Banks are financial institutions that we are all aware of. In fact, all of us have experience of having an account with a bank and availing its services. However, not many people know about building societies that serve similar functions like banks and are owned by members of the society. Despite not being a bank, a building society has many financial services like lending, mortgage to its members. Though the number of such building societies is dwindling fast, UK is one country where one can still find a number of such societies accepting deposits and lending money to members just like other private and government banks. What then are the differences between banks and building societies? Let us take a closer look.
It is surprising that in this modern age, a country like UK still boasts of 48 building societies that have in total reserves of more than pound 360 billion. This is when a financial crisis in 2007 coupled with global recession in 2008-2009 resulted in several mergers and closures causing fall in numbers of building societies, which happened to be 59 then. In fact, there are very few countries like UK that have building societies still functioning like banks.
We know that banks are companies having a presence in stock markets. It means that there are shareholders that are owners of these banks. Having owners, it is only natural for these banks to work to generate profits for them. In a sharp contrast, building societies are organizations that are formed by its members and perform financial functions only for the needs and requirements of its members. There are no owners, and this is one fact that has meant higher interest rates for depositors and lower interest rates for borrowers in building societies.
Those having accounts in building societies are members having voting rights on issues that affect members financially. Anyone can become a member of a building society, and it is not necessary to look in your own area as it is possible to operate an account through internet, mail, and telephone in a building society in any area of the country. Building societies are democratic mutual institutions, and each member has one vote irrespective of the amount of money held by him in the society. Another major difference between banks and building societies lies in the fact that there is no cap on banks arranging money from the market, whereas building societies cannot raise more than 50% of their funds through wholesale money markets. In practice, this limit is kept at 30%.
Of late, there has been a lot of talk of de-mutualization, which means allowing a building society to turn itself into a bank to survive in these hard economic times.

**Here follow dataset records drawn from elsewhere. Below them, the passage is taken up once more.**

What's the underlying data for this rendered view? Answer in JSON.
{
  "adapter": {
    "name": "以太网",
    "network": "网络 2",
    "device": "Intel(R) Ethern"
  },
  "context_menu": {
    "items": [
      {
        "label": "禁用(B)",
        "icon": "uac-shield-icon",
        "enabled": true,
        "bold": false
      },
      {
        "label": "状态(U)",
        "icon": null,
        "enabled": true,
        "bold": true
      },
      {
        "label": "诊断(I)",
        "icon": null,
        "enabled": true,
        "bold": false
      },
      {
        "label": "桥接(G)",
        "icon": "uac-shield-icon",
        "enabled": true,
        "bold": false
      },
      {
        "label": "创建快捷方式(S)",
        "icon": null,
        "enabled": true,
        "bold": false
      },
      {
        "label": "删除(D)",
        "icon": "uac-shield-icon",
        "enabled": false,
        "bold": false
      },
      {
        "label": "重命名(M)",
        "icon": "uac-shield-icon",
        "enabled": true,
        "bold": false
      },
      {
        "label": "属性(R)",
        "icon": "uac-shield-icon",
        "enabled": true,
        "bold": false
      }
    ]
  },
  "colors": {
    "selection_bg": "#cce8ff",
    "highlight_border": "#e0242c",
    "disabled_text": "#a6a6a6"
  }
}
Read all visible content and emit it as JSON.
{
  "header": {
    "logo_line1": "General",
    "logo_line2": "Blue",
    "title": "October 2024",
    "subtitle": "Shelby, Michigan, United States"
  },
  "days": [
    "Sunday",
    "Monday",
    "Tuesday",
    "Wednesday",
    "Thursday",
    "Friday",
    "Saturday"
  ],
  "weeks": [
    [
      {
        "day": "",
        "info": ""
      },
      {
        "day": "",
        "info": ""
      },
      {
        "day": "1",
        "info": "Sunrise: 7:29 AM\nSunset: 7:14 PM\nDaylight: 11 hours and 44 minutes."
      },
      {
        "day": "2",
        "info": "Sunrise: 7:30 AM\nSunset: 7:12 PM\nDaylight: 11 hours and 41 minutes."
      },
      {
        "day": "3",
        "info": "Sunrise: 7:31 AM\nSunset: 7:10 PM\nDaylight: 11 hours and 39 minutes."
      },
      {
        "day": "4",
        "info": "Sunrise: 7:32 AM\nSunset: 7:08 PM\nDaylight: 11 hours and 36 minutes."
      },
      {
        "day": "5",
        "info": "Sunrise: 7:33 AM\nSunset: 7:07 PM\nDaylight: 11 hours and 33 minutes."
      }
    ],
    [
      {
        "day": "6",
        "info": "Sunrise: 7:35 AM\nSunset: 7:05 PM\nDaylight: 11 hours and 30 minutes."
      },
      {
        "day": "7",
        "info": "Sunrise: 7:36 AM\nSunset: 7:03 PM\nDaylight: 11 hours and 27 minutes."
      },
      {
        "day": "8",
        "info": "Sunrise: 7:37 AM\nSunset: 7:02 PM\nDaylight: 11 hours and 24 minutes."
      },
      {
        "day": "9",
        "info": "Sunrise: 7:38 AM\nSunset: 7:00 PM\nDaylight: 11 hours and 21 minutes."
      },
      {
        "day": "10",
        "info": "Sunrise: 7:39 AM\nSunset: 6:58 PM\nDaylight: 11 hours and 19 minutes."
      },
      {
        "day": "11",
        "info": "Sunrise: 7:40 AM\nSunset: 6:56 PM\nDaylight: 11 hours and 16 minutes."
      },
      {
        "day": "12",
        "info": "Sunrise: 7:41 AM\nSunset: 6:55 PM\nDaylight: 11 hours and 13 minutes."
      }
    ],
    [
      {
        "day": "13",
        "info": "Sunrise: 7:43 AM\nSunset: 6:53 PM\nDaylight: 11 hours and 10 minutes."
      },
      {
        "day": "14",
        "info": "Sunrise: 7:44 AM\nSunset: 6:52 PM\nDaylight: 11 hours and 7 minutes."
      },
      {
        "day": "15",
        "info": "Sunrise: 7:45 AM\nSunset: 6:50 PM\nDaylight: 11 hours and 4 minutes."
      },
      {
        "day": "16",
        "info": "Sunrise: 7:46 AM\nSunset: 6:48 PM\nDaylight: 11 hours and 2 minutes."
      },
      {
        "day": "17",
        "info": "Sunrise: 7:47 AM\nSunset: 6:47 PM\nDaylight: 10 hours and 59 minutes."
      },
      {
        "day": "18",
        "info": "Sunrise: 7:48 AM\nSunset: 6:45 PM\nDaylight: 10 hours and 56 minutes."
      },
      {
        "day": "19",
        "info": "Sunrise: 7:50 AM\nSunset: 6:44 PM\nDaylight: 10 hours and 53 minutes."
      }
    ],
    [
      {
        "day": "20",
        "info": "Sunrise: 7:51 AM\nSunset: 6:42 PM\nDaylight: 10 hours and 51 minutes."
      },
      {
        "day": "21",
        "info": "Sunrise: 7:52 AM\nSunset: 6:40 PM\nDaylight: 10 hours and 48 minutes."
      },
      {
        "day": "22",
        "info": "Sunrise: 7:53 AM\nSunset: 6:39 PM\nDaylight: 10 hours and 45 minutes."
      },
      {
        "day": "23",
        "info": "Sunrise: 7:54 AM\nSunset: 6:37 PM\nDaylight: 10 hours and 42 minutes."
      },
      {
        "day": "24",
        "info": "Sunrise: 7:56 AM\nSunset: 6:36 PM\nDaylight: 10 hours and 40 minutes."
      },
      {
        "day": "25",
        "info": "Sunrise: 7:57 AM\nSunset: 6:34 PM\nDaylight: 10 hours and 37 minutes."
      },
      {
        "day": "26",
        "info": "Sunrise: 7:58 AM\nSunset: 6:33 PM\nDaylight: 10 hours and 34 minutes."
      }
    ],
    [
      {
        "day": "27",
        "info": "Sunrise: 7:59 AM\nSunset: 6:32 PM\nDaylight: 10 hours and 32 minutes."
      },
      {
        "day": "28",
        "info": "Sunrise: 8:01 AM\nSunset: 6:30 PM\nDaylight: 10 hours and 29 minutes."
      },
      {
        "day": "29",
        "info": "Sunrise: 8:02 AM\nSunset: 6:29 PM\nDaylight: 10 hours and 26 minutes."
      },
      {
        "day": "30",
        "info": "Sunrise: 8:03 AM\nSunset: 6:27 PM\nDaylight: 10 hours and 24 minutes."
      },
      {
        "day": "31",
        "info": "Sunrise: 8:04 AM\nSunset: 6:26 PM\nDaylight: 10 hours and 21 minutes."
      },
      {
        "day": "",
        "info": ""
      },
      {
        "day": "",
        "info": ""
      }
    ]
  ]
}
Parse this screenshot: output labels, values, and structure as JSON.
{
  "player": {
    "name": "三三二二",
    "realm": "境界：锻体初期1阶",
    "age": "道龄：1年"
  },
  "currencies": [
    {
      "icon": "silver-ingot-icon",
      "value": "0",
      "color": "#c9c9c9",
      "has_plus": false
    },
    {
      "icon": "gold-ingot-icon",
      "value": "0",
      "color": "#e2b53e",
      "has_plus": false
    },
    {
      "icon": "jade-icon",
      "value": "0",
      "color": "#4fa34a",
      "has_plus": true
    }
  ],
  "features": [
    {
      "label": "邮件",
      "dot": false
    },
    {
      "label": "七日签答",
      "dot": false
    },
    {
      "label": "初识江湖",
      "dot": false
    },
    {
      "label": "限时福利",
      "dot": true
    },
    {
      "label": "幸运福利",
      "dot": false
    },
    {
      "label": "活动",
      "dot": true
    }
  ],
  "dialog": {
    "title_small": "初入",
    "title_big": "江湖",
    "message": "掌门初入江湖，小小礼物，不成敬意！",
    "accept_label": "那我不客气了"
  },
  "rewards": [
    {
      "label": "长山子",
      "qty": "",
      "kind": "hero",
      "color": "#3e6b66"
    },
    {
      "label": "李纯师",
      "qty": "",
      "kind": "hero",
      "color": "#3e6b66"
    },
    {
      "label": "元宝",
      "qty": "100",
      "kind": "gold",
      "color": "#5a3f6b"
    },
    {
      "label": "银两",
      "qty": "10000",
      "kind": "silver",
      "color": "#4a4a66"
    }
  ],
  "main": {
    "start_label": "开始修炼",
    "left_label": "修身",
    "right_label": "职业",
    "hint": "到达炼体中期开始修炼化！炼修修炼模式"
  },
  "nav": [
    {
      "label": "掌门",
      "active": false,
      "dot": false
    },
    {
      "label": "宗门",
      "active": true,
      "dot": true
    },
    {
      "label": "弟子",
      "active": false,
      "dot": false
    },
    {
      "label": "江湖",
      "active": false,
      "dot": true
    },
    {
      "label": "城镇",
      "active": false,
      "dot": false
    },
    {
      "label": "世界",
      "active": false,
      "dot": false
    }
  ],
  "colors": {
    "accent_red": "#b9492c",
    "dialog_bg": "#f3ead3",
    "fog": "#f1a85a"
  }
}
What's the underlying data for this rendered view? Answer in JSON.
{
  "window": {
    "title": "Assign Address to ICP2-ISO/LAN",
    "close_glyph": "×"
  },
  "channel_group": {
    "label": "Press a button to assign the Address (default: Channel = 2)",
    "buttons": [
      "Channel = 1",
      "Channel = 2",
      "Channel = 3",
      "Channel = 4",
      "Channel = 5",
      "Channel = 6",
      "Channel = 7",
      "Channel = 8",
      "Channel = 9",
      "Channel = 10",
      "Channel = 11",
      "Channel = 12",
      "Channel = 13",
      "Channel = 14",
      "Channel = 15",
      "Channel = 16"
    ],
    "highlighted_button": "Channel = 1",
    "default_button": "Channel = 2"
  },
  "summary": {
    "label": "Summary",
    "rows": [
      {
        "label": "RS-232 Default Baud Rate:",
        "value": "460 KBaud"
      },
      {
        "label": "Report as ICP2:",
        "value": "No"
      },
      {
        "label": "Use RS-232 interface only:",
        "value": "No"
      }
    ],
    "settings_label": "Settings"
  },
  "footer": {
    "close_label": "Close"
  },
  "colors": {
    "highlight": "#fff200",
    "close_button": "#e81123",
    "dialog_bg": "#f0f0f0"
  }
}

What is the difference between Bank and Building Society • Banks are companies with share market listings, and work for profit for their shareholders. • Building societies are mutual organizations with members who have voting rights. • Building societies have been providing banking facilities like loans, deposits, and mortgage loans. • Building societies have been more competitive than banks as they do not have to make profits. • With some societies reporting losses, government has allowed building societies to convert into banks.